Making a rum cake from scratch isn’t that difficult if you have the right tools, the right recipe, and easy-to-follow instructions that guide you through the process. This recipe makes a light and moist rum cake, baked with vanilla and rum flavoring, and soaked in a decadent rum and sugar syrup.
Here’s what you’ll need to make a rich, flavorful homemade rum cake from scratch:
Butter – half cup
Granulated white sugar – one and a half cups
Eggs – four
Vanilla extract – two tablespoons
Unbleached flour – two cups
Baking powder – one and a half tablespoon
Vanilla yogurt – half cup
Rum – half cup
And for the rum syrup you’ll need:
Sugar – half cup
Water – quarter cup
Rum – half cup
Once you get a hold of everything you need, you’re all set to make a decadent rum cake from scratch.
First, preheat the oven to 325 degrees Fahrenheit and spray a Bundt pan with nonstick spray. Thaw the butter–it needs to be in room temperature so it blends easily. If you live in a cold region, you can microwave the butter for a few seconds.
Drop the stick of butter into a mixer bowl and add sugar. Mix the butter and sugar until you get a thick, light-colored mixture.
Next, add the eggs to the mixture, one at a time. Add one egg to the butter-sugar mixture and mix the egg in, before adding the next one. Here’s a handy tip: always crack the eggs on the counter and not the rim of the bowl, because you may end up with pieces of egg shell in the mixture
With the eggs mixed, scrape the sides of the bowl and add vanilla. Next, add the flour and baking powder to the mixture bowl. Mix until all the ingredients are combined.
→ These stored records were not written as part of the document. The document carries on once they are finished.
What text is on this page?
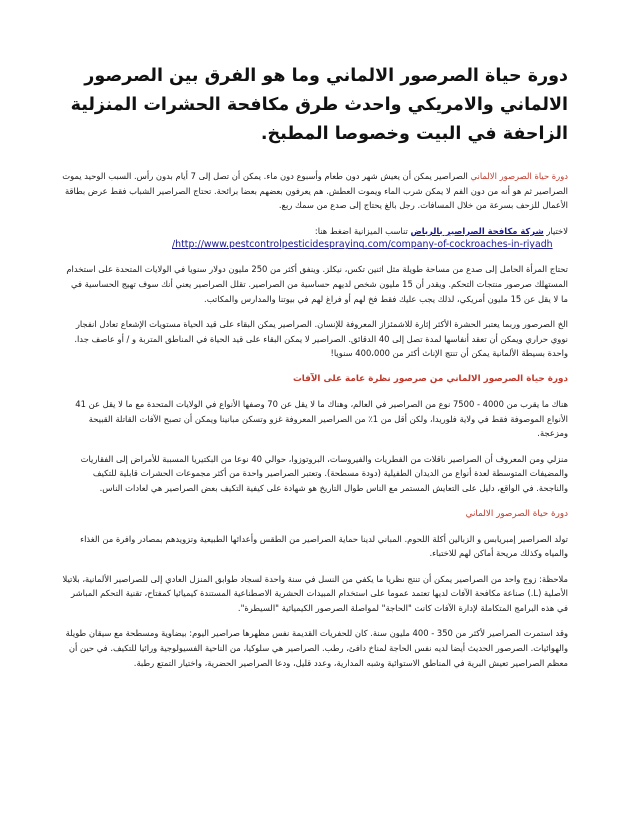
دورة حياة الصرصور الالماني وما هو الفرق بين الصرصور الالماني والامريكي واحدث طرق مكافحة الحشرات المنزلية الزاحفة في البيت وخصوصا المطبخ.

دورة حياة الصرصور الالماني الصراصير يمكن أن يعيش شهر دون طعام وأسبوع دون ماء. يمكن أن تصل إلى 7 أيام بدون رأس. السبب الوحيد يموت الصراصير ثم هو أنه من دون الفم لا يمكن شرب الماء ويموت العطش. هم يعرفون بعضهم بعضا برائحة. تحتاج الصراصير الشباب فقط عرض بطاقة الأعمال للزحف بسرعة من خلال المسافات. رجل بالغ يحتاج إلى صدع من سمك ربع.

لاختيار شركة مكافحة الصراصير بالرياض تناسب الميزانية اضغط هنا:
/http://www.pestcontrolpesticidespraying.com/company-of-cockroaches-in-riyadh

تحتاج المرأة الحامل إلى صدع من مساحة طويلة مثل اثنين تكس، نيكلز. وينفق أكثر من 250 مليون دولار سنويا في الولايات المتحدة على استخدام المستهلك صرصور منتجات التحكم. ويقدر أن 15 مليون شخص لديهم حساسية من الصراصير. تقلل الصراصير يعني أنك سوف تهيج الحساسية في ما لا يقل عن 15 مليون أمريكي، لذلك يجب عليك فقط فخ لهم أو فراغ لهم في بيوتنا والمدارس والمكاتب.

الخ الصرصور وربما يعتبر الحشرة الأكثر إثارة للاشمئزاز المعروفة للإنسان. الصراصير يمكن البقاء على قيد الحياة مستويات الإشعاع تعادل انفجار نووي حراري ويمكن أن تعقد أنفاسها لمدة تصل إلى 40 الدقائق. الصراصير لا يمكن البقاء على قيد الحياة في المناطق المتربة و / أو عاصف جدا. واحدة بسيطة الألمانية يمكن أن تنتج الإناث أكثر من 400،000 سنويا!

دورة حياة الصرصور الالماني من صرصور نظرة عامة على الآفات

هناك ما يقرب من 4000 - 7500 نوع من الصراصير في العالم، وهناك ما لا يقل عن 70 وصفها الأنواع في الولايات المتحدة مع ما لا يقل عن 41 الأنواع الموصوفة فقط في ولاية فلوريدا، ولكن أقل من 1٪ من الصراصير المعروفة غزو وتسكن مبانينا ويمكن أن تصبح الآفات القاتلة القبيحة ومزعجة.

منزلي ومن المعروف أن الصراصير ناقلات من الفطريات والفيروسات، البروتوزوا، حوالي 40 نوعا من البكتيريا المسببة للأمراض إلى الفقاريات والمضيفات المتوسطة لعدة أنواع من الديدان الطفيلية (دودة مسطحة). وتعتبر الصراصير واحدة من أكثر مجموعات الحشرات قابلية للتكيف والناجحة. في الواقع، دليل على التعايش المستمر مع الناس طوال التاريخ هو شهادة على كيفية التكيف بعض الصراصير هي لعادات الناس.

دورة حياة الصرصور الالماني

تولد الصراصير إمبريابس و الزبالين أكلة اللحوم. المباني لدينا حماية الصراصير من الطقس وأعدائها الطبيعية وتزويدهم بمصادر وافرة من الغذاء والمياه وكذلك مريحة أماكن لهم للاختباء.

ملاحظة: زوج واحد من الصراصير يمكن أن تنتج نظريا ما يكفي من النسل في سنة واحدة لسجاد طوابق المنزل العادي إلى للصراصير الألمانية، بلاتيلا الأصلية (L.) صناعة مكافحة الآفات لديها تعتمد عموما على استخدام المبيدات الحشرية الاصطناعية المستندة كيميائيا كمفتاح، تقنية التحكم المباشر في هذه البرامج المتكاملة لإدارة الآفات كانت "الحاجة" لمواصلة الصرصور الكيميائية "السيطرة".

وقد استمرت الصراصير لأكثر من 350 - 400 مليون سنة. كان للحفريات القديمة نفس مظهرها صراصير اليوم: بيضاوية ومسطحة مع سيقان طويلة والهوائيات. الصرصور الحديث أيضا لديه نفس الحاجة لمناخ دافئ، رطب. الصراصير هي سلوكيا، من الناحية الفسيولوجية ورائيا للتكيف. في حين أن معظم الصراصير تعيش البرية في المناطق الاستوائية وشبه المدارية، وعدد قليل، ودعا الصراصير الحضرية، واختيار التمتع رطبة.
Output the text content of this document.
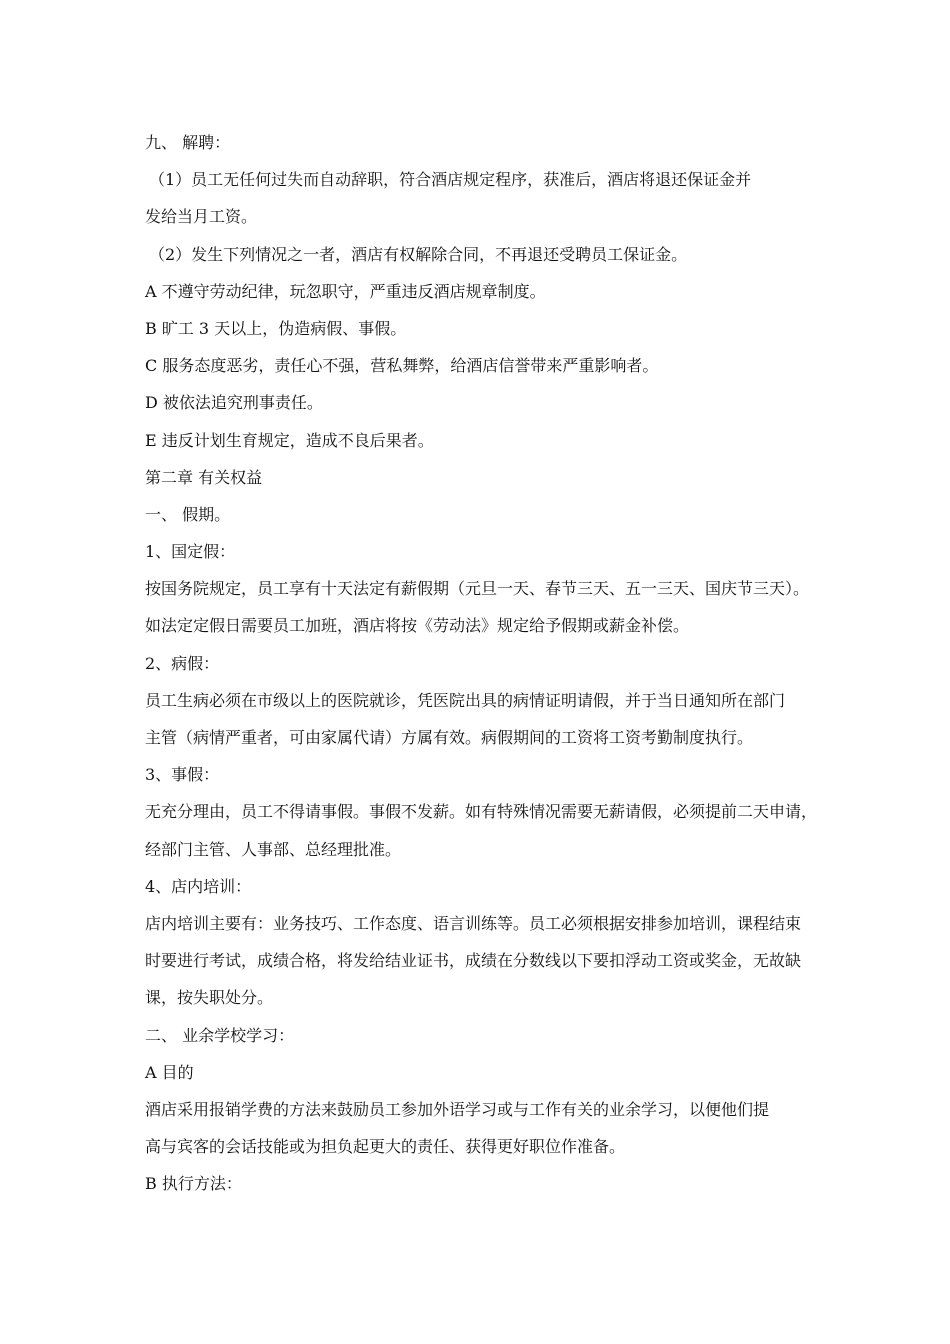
九、 解聘：
（1）员工无任何过失而自动辞职，符合酒店规定程序，获准后，酒店将退还保证金并
发给当月工资。
（2）发生下列情况之一者，酒店有权解除合同，不再退还受聘员工保证金。
A 不遵守劳动纪律，玩忽职守，严重违反酒店规章制度。
B 旷工 3 天以上，伪造病假、事假。
C 服务态度恶劣，责任心不强，营私舞弊，给酒店信誉带来严重影响者。
D 被依法追究刑事责任。
E 违反计划生育规定，造成不良后果者。
第二章 有关权益
一、 假期。
1、国定假：
按国务院规定，员工享有十天法定有薪假期（元旦一天、春节三天、五一三天、国庆节三天）。
如法定定假日需要员工加班，酒店将按《劳动法》规定给予假期或薪金补偿。
2、病假：
员工生病必须在市级以上的医院就诊，凭医院出具的病情证明请假，并于当日通知所在部门
主管（病情严重者，可由家属代请）方属有效。病假期间的工资将工资考勤制度执行。
3、事假：
无充分理由，员工不得请事假。事假不发薪。如有特殊情况需要无薪请假，必须提前二天申请，
经部门主管、人事部、总经理批准。
4、店内培训：
店内培训主要有：业务技巧、工作态度、语言训练等。员工必须根据安排参加培训，课程结束
时要进行考试，成绩合格，将发给结业证书，成绩在分数线以下要扣浮动工资或奖金，无故缺
课，按失职处分。
二、 业余学校学习：
A 目的
酒店采用报销学费的方法来鼓励员工参加外语学习或与工作有关的业余学习，以便他们提
高与宾客的会话技能或为担负起更大的责任、获得更好职位作准备。
B 执行方法：
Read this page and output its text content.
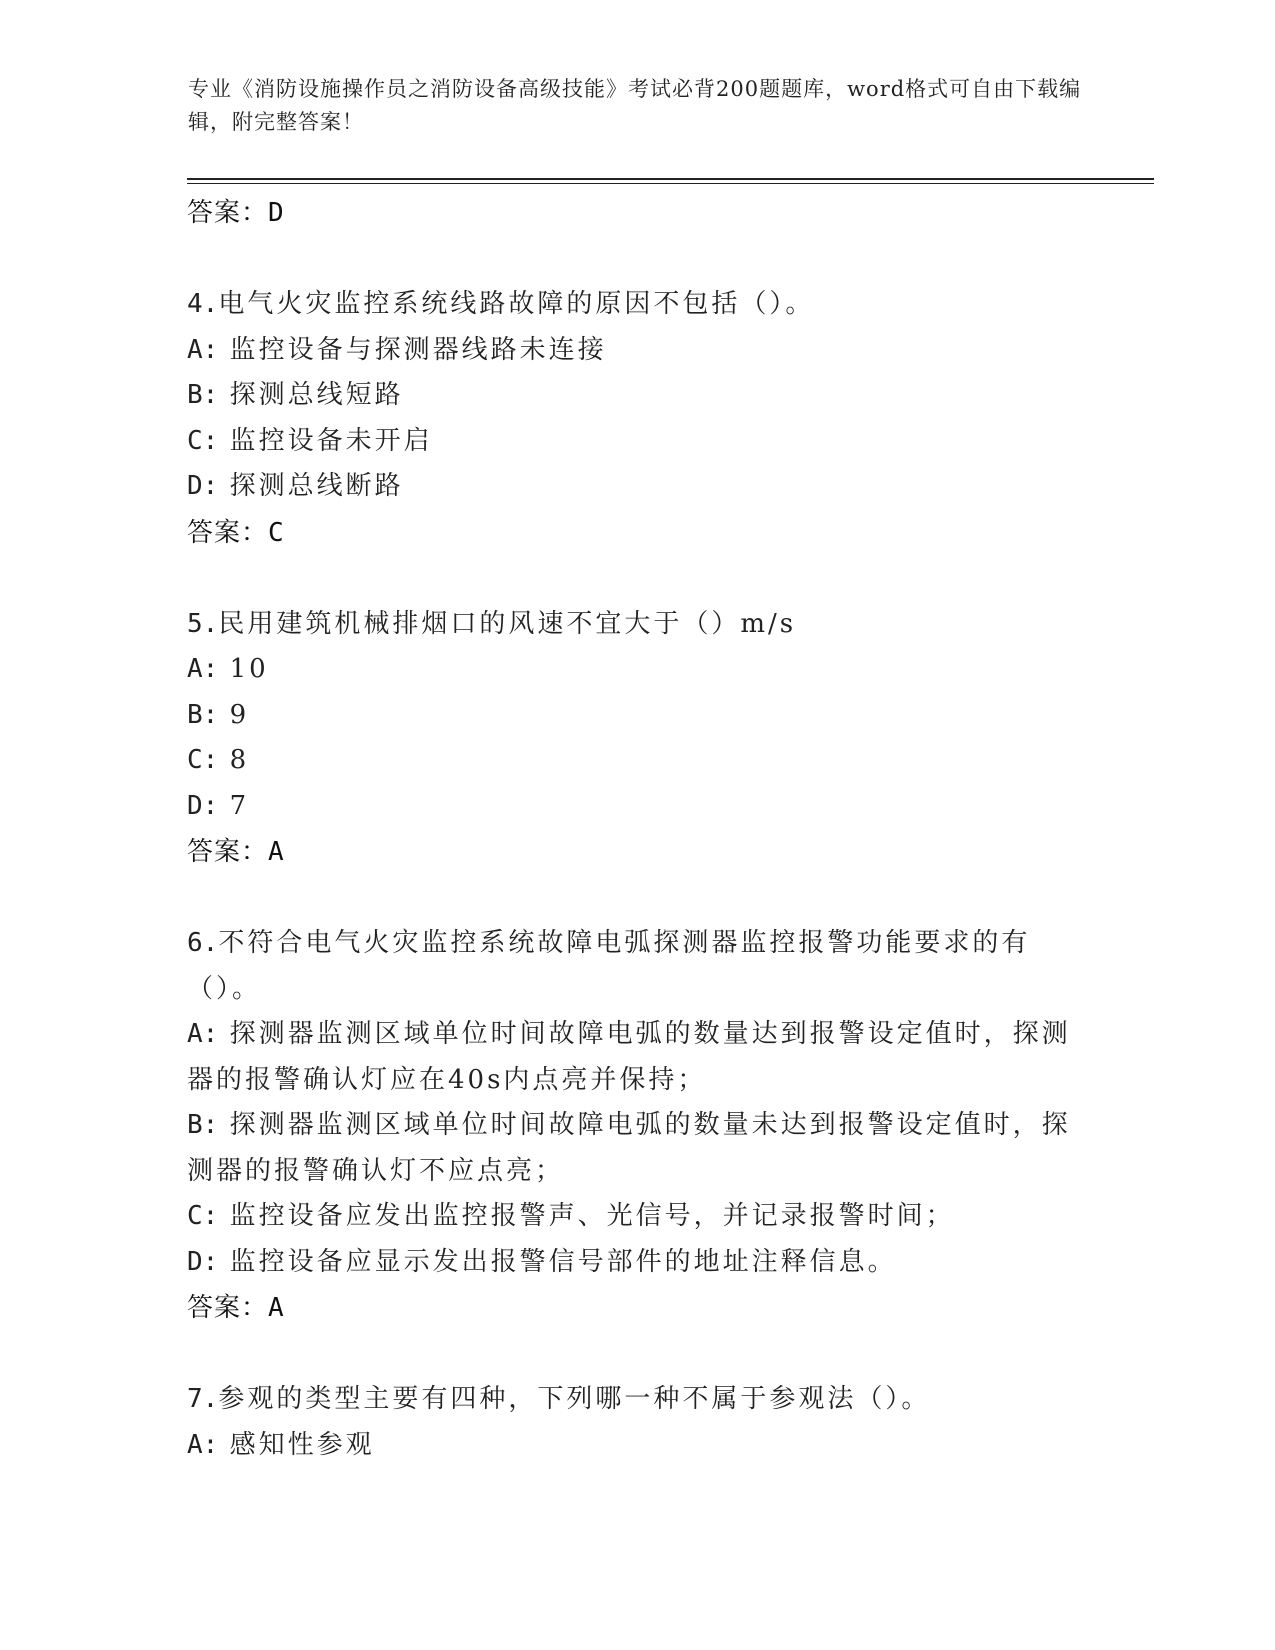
专业《消防设施操作员之消防设备高级技能》考试必背200题题库，word格式可自由下载编辑，附完整答案！
答案：D
4.电气火灾监控系统线路故障的原因不包括（）。
A: 监控设备与探测器线路未连接
B: 探测总线短路
C: 监控设备未开启
D: 探测总线断路
答案：C
5.民用建筑机械排烟口的风速不宜大于（）m/s
A: 10
B: 9
C: 8
D: 7
答案：A
6.不符合电气火灾监控系统故障电弧探测器监控报警功能要求的有（）。
A: 探测器监测区域单位时间故障电弧的数量达到报警设定值时，探测器的报警确认灯应在40s内点亮并保持；
B: 探测器监测区域单位时间故障电弧的数量未达到报警设定值时，探测器的报警确认灯不应点亮；
C: 监控设备应发出监控报警声、光信号，并记录报警时间；
D: 监控设备应显示发出报警信号部件的地址注释信息。
答案：A
7.参观的类型主要有四种，下列哪一种不属于参观法（）。
A: 感知性参观
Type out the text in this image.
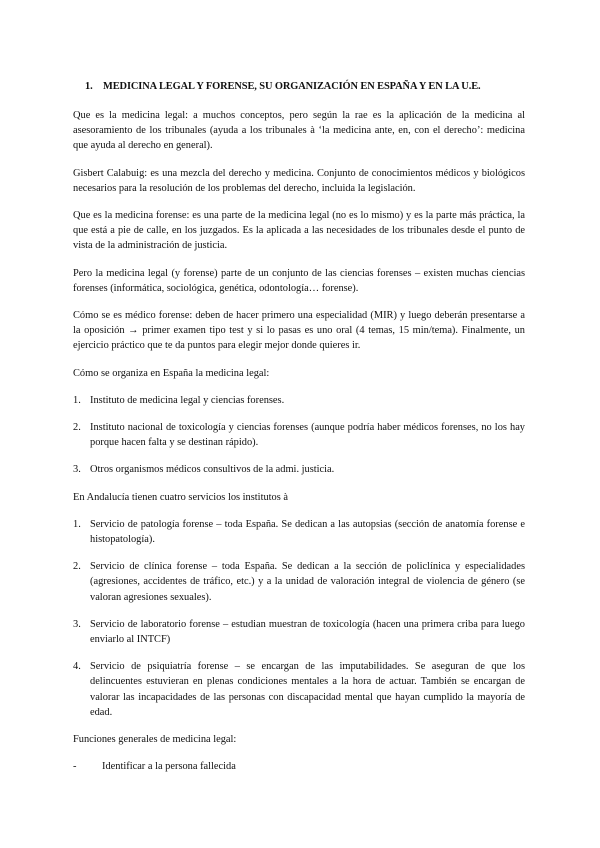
1. MEDICINA LEGAL Y FORENSE, SU ORGANIZACIÓN EN ESPAÑA Y EN LA U.E.

Que es la medicina legal: a muchos conceptos, pero según la rae es la aplicación de la medicina al asesoramiento de los tribunales (ayuda a los tribunales à ‘la medicina ante, en, con el derecho’: medicina que ayuda al derecho en general).

Gisbert Calabuig: es una mezcla del derecho y medicina. Conjunto de conocimientos médicos y biológicos necesarios para la resolución de los problemas del derecho, incluida la legislación.

Que es la medicina forense: es una parte de la medicina legal (no es lo mismo) y es la parte más práctica, la que está a pie de calle, en los juzgados. Es la aplicada a las necesidades de los tribunales desde el punto de vista de la administración de justicia.

Pero la medicina legal (y forense) parte de un conjunto de las ciencias forenses – existen muchas ciencias forenses (informática, sociológica, genética, odontología… forense).

Cómo se es médico forense: deben de hacer primero una especialidad (MIR) y luego deberán presentarse a la oposición → primer examen tipo test y si lo pasas es uno oral (4 temas, 15 min/tema). Finalmente, un ejercicio práctico que te da puntos para elegir mejor donde quieres ir.

Cómo se organiza en España la medicina legal:

1. Instituto de medicina legal y ciencias forenses.
2. Instituto nacional de toxicología y ciencias forenses (aunque podría haber médicos forenses, no los hay porque hacen falta y se destinan rápido).
3. Otros organismos médicos consultivos de la admi. justicia.

En Andalucía tienen cuatro servicios los institutos à

1. Servicio de patología forense – toda España. Se dedican a las autopsias (sección de anatomía forense e histopatología).
2. Servicio de clínica forense – toda España. Se dedican a la sección de policlínica y especialidades (agresiones, accidentes de tráfico, etc.) y a la unidad de valoración integral de violencia de género (se valoran agresiones sexuales).
3. Servicio de laboratorio forense – estudian muestran de toxicología (hacen una primera criba para luego enviarlo al INTCF)
4. Servicio de psiquiatría forense – se encargan de las imputabilidades. Se aseguran de que los delincuentes estuvieran en plenas condiciones mentales a la hora de actuar. También se encargan de valorar las incapacidades de las personas con discapacidad mental que hayan cumplido la mayoría de edad.

Funciones generales de medicina legal:

- Identificar a la persona fallecida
Be careful when you add the flour and baking powder to the mixture bowl. Add the ingredients slowly.
Next, add the yogurt and the rum, and mix again. As with the flour and baking powder, add the rum slowly. Mix until the batter looks smooth and creamy.
You’re done with the first part. You’re more than halfway through making this rum cake recipe from scratch. Next, proceed to pour the batter into the Bundt pan. Place the pan with the batter into the preheated oven and set the timer to 60 minutes.
When you hear the beep, check to see whether the rum cake is ready. Stick a toothpick into the cake–if it comes up without any gooey-looking residue sticking to it, you’re good.
If the cake passes the all-important toothpick test, take the pan out and let stand for ten to 15 minutes to cool.
While the cake is cooling, prepare the rum syrup. Add sugar, water and rum to a saucepan over low heat. Keep whisking the ingredients together until the sugar melts. Bring the syrup to boil, then turn off the heat and let stand for ten minutes.
Now, you have to do the hardest part–namely, getting the cake out of the oven in one piece. Work your way around the pan and loosen the edges with a spatula. Then, invert the pan onto a serving plate.
Now that you’ve made yourself a rum cake from scratch, let’s spruce it up a bit. Put the cake back into the pan.
With the cake bin the pan, poke the base of the cake with a fork to make tiny little holes. Get the syrup and pour it slowly over the base of the cake. Go all around the cake, making sure it soaks the whole cake and makes it moist from the inside.
Now flip the cake onto a serving plate. You can serve it with whipped cream and berries if you want, but the cake is just as delicious if its eaten plain.